The palace walls were adorned with numerous photographs of the current and past kings in the company of notable figures such as Pope Francis, Desmond Tutu, and Nelson Mandela. We watched an insightful documentary about the present king. A fascinating exhibit was the palanquin used by the king and queen’s mother, traditionally carried by men from Kumasi to Accra, a journey that spanned several weeks. While I have seen various types of palanquins in India and Bangladesh used for transporting royalty, the Ghanaian ones stood out for their unique textures.
Our tour continued to the king’s meeting room and living room, where we observed family pictures and various historical items. One fascinating artifact was a nearly hundred-year-old fan that, despite its noisy operation, still provided a pleasant breeze to visitors.
We also saw the gold items that England loaned to the Ghanaians, which were actually owned by the Ashanti king. These gold jewelry pieces were uniquely designed and remarkably different from those I’ve seen before. This reminded me of the history between Bangladesh and India, where the British took many of our valuables and never returned them. Even if they were to return them, I’m sure it would be on loan.
Another thing that captured my attention was the Golden Stool, a potent symbol of the Ashanti king’s leadership. Though the Stool was in the Ashanti Palace, the general public could not see it, as it was brought out only for ceremonies. The Golden Stool is not just a royal seat but a sacred emblem that must never touch the ground. When presented to the king, it is carried on a pillow. The British once took the stool, and the Governor demanded to sit on it at the time, which sparked the “War of the Golden Stool” or the Yaa Asantewaa War. This conflict was led by a formidable Ashanti woman and Queen Mother, Nana Yaa Asantewaa, who galvanized her tribe’s warriors to defend their heritage and honor. This war was one of several fought by the Ashanti to maintain their sovereignty, and the Golden Stool remains a symbol of national unity and pride.

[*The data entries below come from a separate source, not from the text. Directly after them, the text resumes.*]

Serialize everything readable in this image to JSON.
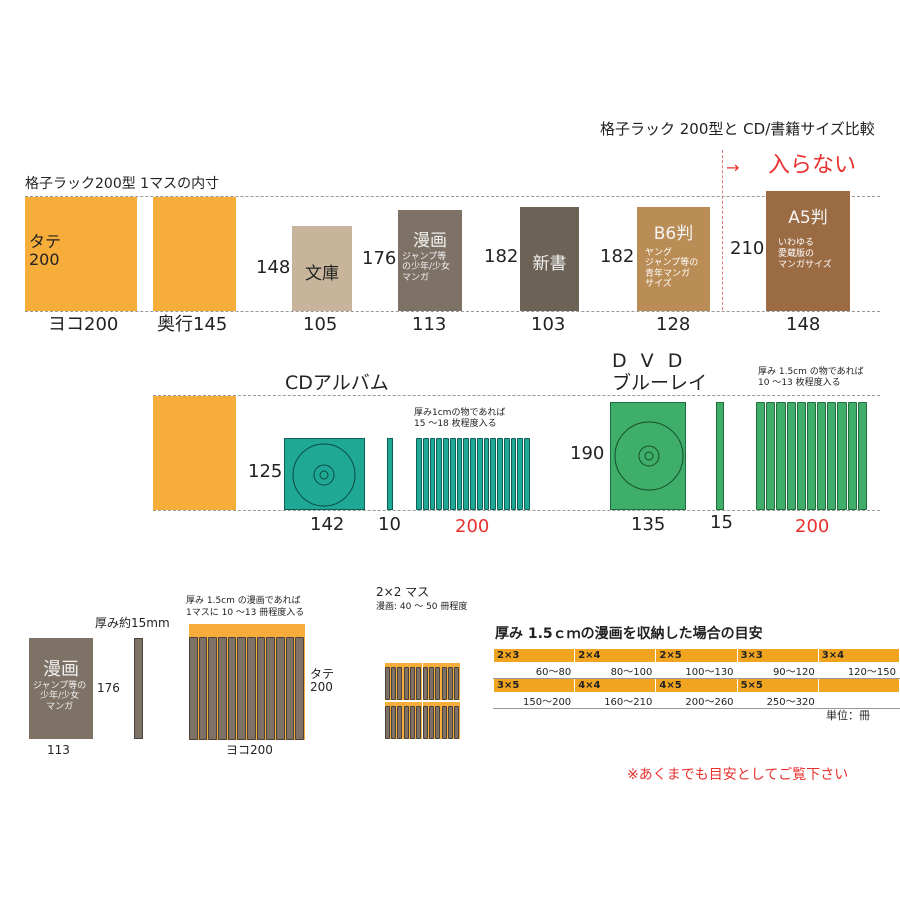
{
  "header": {
    "title": "格子ラック 200型と CD/書籍サイズ比較",
    "cell_label": "格子ラック200型 1マスの内寸",
    "arrow": "→",
    "not_fit": "入らない"
  },
  "cell": {
    "height_label": "タテ\n200",
    "width_label": "ヨコ200",
    "depth_label": "奥行145"
  },
  "books": [
    {
      "name": "文庫",
      "height": "148",
      "width": "105"
    },
    {
      "name": "漫画",
      "sub": "ジャンプ等\nの少年/少女\nマンガ",
      "height": "176",
      "width": "113"
    },
    {
      "name": "新書",
      "height": "182",
      "width": "103"
    },
    {
      "name": "B6判",
      "sub": "ヤング\nジャンプ等の\n青年マンガ\nサイズ",
      "height": "182",
      "width": "128"
    },
    {
      "name": "A5判",
      "sub": "いわゆる\n愛蔵版の\nマンガサイズ",
      "height": "210",
      "width": "148"
    }
  ],
  "cd": {
    "title": "CDアルバム",
    "height": "125",
    "width": "142",
    "thickness": "10",
    "fill_note": "厚み1cmの物であれば\n15 ～18 枚程度入る",
    "total": "200"
  },
  "dvd": {
    "title_line1": "D V D",
    "title_line2": "ブルーレイ",
    "height": "190",
    "width": "135",
    "thickness": "15",
    "fill_note": "厚み 1.5cm の物であれば\n10 ～13 枚程度入る",
    "total": "200"
  },
  "manga_demo": {
    "name": "漫画",
    "sub": "ジャンプ等の\n少年/少女\nマンガ",
    "height": "176",
    "width": "113",
    "thickness_label": "厚み約15mm",
    "fill_note": "厚み 1.5cm の漫画であれば\n1マスに 10 ～13 冊程度入る",
    "cell_height": "タテ\n200",
    "cell_width": "ヨコ200"
  },
  "grid2x2": {
    "title": "2×2 マス",
    "note": "漫画: 40 ～ 50 冊程度"
  },
  "table": {
    "title": "厚み 1.5ｃｍの漫画を収納した場合の目安",
    "row1_headers": [
      "2×3",
      "2×4",
      "2×5",
      "3×3",
      "3×4"
    ],
    "row1_values": [
      "60～80",
      "80～100",
      "100～130",
      "90～120",
      "120～150"
    ],
    "row2_headers": [
      "3×5",
      "4×4",
      "4×5",
      "5×5",
      ""
    ],
    "row2_values": [
      "150～200",
      "160～210",
      "200～260",
      "250～320",
      ""
    ],
    "unit": "単位：冊"
  },
  "footnote": "※あくまでも目安としてご覧下さい",
  "colors": {
    "cell": "#f7ad3a",
    "bunko": "#c8b49b",
    "manga": "#7e7266",
    "shinsho": "#6d6256",
    "b6": "#b98d55",
    "a5": "#9b6b43",
    "cd": "#1ea895",
    "dvd": "#3fae6a",
    "accent_red": "#e8322f"
  }
}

Nana Yaa Asantewaa’s story resonated deeply with me, reminding me of Rani (Queen) Bhabani of Natore, a historic region now part of Bangladesh. Rani Bhabani fought and triumphed over the Nawab of Bengal’s army to protect her land and treasury. Known for her philanthropy and generosity, Rani Bhabani, like Yaa Asantewaa, is remembered as a powerful and inspirational female leader.

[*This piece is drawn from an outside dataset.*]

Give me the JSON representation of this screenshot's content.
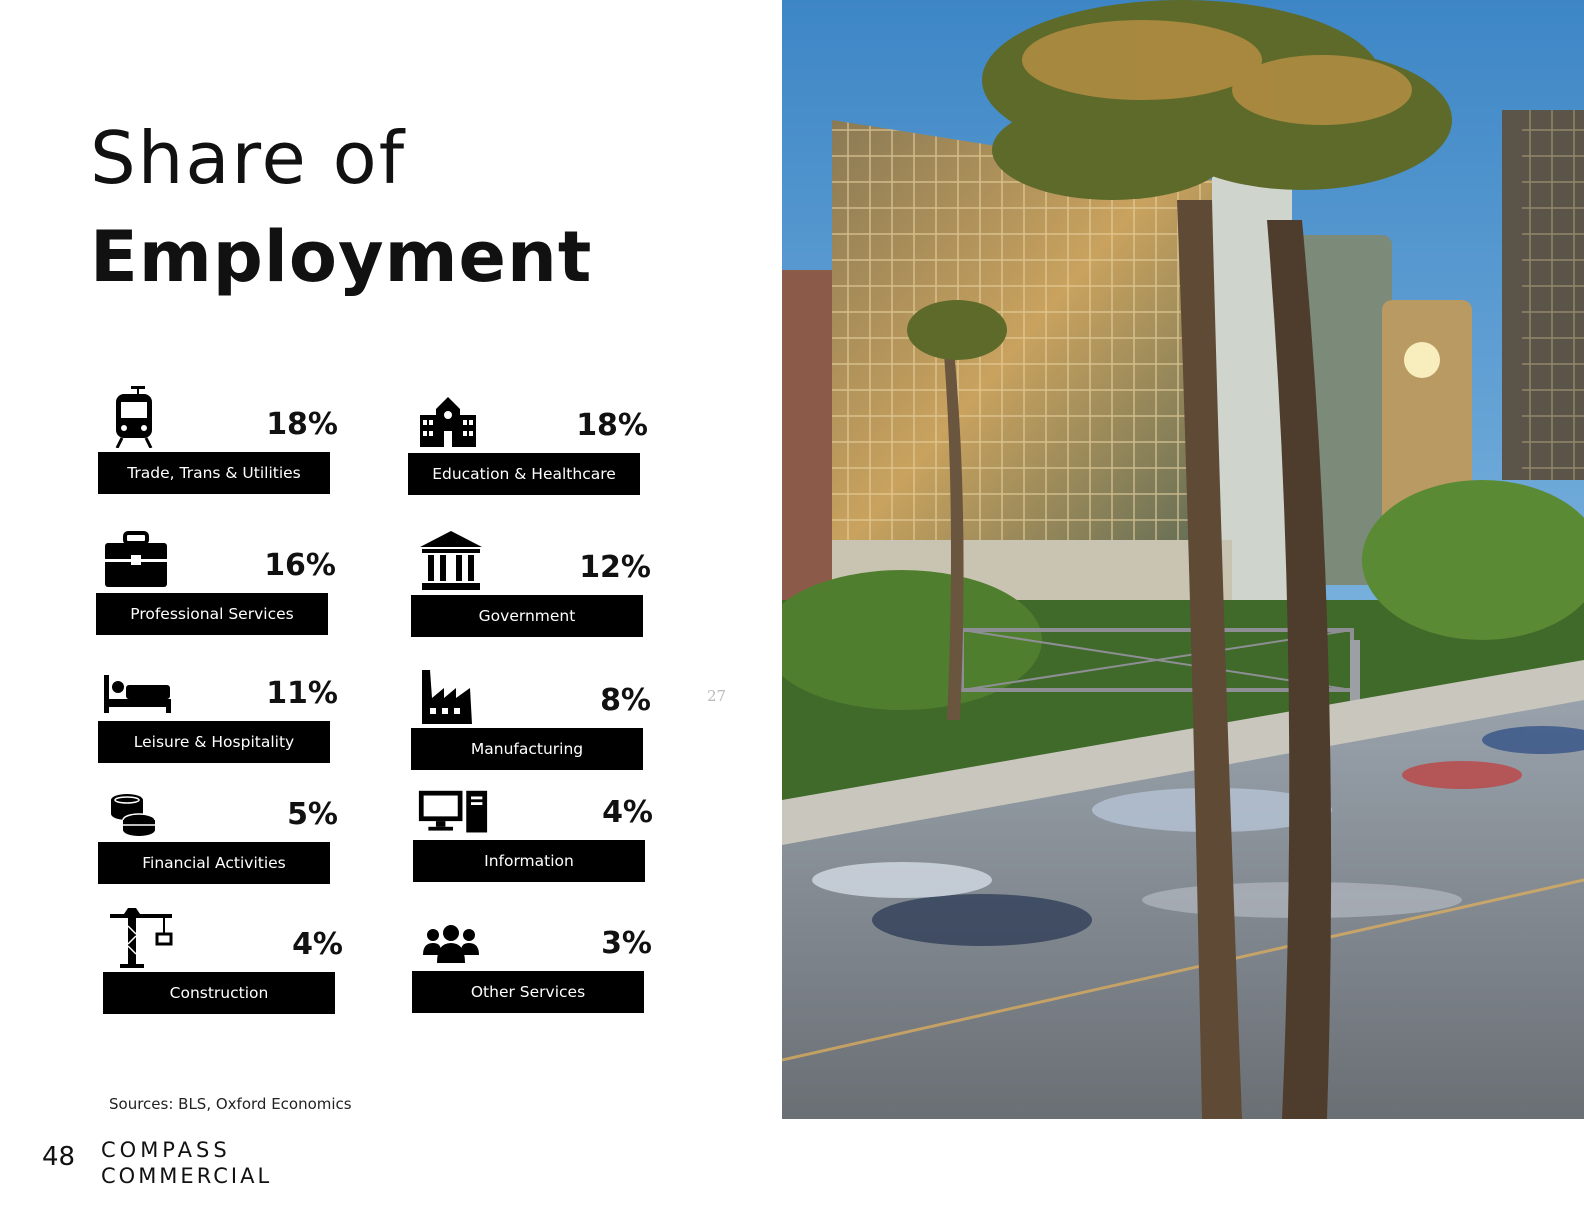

Unfortunately, photographs were not allowed inside the museum, limiting the number of pictures I could take. The museum was bustling with activity, particularly with school children exploring and learning about their rich cultural heritage. It was heartening to see young minds being introduced to their history. Our guide in Kumasi, Somaila, was incredibly passionate, sharing fascinating historical anecdotes with the help of the museum guide. Adjacent to the museum was a gift shop featuring an impressive collection of wood carvings and handicrafts, perfect for souvenirs.
Later, we visited a cultural center and, the next day, explored the Kente Clothes Museum, Adinkra Craft Centre, and the largest market in West Africa, the Kumasi Central Market. Initially, I doubted that the Kumasi trip would be engaging. However, the rich history of the King’s Palace, the intricate weaving of Kente cloth, the intriguing Adinkra symbols, and the vibrant hustle and bustle of Kumasi Central Market provided a wealth of stories to share with my family, friends, and blog readers. The trip was a treasure trove of cultural experiences and historical insights.